C'est ainsi que de nombreuses fictions prennent l'orphelin pour agent, promoteur d'un récit souvent désespéré, cru et tourmenté, à la limite de la décence. Alioum Fantouré déjà (Le cercle des Tropiques, 1972), Mongo Beti aussi (Remember Ruben, 1974), Calixte Beyala (C'est le soleil qui m'a brûlée, 1987), Pius Ngandu Nkashama (Les étoiles écrasées, 1988), Florent Couao-Zotti (Charly en guerre, 1996), Ludovic Obiang (L'enfant des Masques, 1999), Ahmadou Kourouma de nouveau (Allah n'est pas obligé, 2000), Tierno Monenembo (L'aîné des orphelins, 2000), ou encore Jean Luc Raharimanana (Nour, 1947, septembre 2001), mettent en scène un orphelin battu par la guerre, en quête des siens, en quête de repères, en quête de valeurs stables sur lesquelles bâtir son avenir. Mais la guerre, celle des barricades urbaines, celle des appétits coloniaux ou celle des maquis terroristes, a poussé trop avant ses canons destructeurs et l'orphelin doit vite assimiler les savoirs nouveaux qu'elle lui impose s'il ne veut pas y « laisser sa peau ». Ainsi en va-t-il pour Birihama, l'enfant-soldat de Allah n'est pas obligé, qui se voit refuser le rang de « petit lycaon de la révolution »[4], parce que ses parents étant déjà « morts et bien enterrés », il ne pourrait plus les tuer de ses « propres mains »[5] comme le réclame l'usage. Ainsi en est-il de Petit Charly qui sous la férule obstiné d'un jeune « rebelle » doit apprendre à consommer de la drogue ou ganja, « sinon [il ne deviendra] jamais un homme »[6] (Charly en guerre) ; cet « homme » que Faustin Nsenghimana (L'aîné des orphelins) finira par « devenir », mais au prix de la renonciation suprême, celle de sa propre vie. « Condamné à mort », dira-t-il, « je suis devenu un homme »[7].

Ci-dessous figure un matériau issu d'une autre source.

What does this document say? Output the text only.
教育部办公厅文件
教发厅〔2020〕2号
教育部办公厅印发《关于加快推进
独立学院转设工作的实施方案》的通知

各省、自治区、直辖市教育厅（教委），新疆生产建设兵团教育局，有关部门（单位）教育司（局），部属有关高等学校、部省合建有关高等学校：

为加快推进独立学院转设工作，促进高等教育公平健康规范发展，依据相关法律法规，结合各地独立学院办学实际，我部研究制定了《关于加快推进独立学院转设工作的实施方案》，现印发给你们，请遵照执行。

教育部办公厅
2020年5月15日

Tragique paradoxe, logique sordide, qui fait d'un criminel un homme et qui présente le meurtre et la subversion comme étant les sommets auxquels doit tendre l'existence humaine. On semble bien loin des épreuves initiatiques qui consacraient l'orphelin des contes traditionnels et le réhabilitaient aux yeux de la communauté villageoise.
L'Elu des Mânes ancestrales |
Mais, ainsi que le reconnaît Papa Samba Diop, dans la littérature africaine moderne « les discordances » d'avec les précurseurs « peuvent n'être que formelles » et « les restaurations simplement langagières »[8]. Qu'ils le veuillent ou non, pour beaucoup d'écrivains « les points d'ancrage au continent restent les mêmes »[9], et le rapport à l'écriture repose, bon gré mal gré, sur un imaginaire ou une mythologie qui s'enracinent dans le patrimoine culturel africain, ancestral ou actuel. Il en va ainsi de la figure de l'orphelin qui constitue plutôt un remake qu'une inauguration. En effet, ce personnage est l'un de ceux qui reviennent le plus dans les contes et les légendes traditionnels. Ces derniers textes le montrent le plus souvent en butte à l'hostilité d'une marâtre venimeuse qui le contraint à une épreuve inouïe dont il sortira pourtant vainqueur. La littérature écrite a consacré plusieurs figures d'orphelins, parmi lesquels Aïwa, l'héroïne du Pagne noir, n'est pas la moins remarquable[10].
Jalousée par sa belle-mère qui ne supporte pas de la voir grandir en beauté, Aïwa lui oppose chaque jour son sourire et son humeur égale. Irritée par cette résistance passive, la marâtre fouille dans sa tête le moyen de se débarrasser de la jeune fille. Un jour, enfin, elle croit l'avoir trouvé en confiant à Aïwa un pagne noir que cette dernière devra « laver de telle sorte qu'il devienne aussi blanc que le kaolin »[11] Epreuve terrible, insurmontable, dont l'orpheline ne triomphera que par un séjour au pays des morts et avec l'intervention de sa défunte mère qui substituera au pagne noir un des pagnes blancs qui avaient servi à son inhumation. Face à cette démonstration de puissance, la marâtre refrènera désormais son aigreur et Aïwa pourra sourire de toute la ferveur de son âme : « Mais Aïwa, elle, souriait. Elle souriait toujours. Elle sourit encore du sourire qu'on retrouve sur les lèvres des jeunes filles »[12].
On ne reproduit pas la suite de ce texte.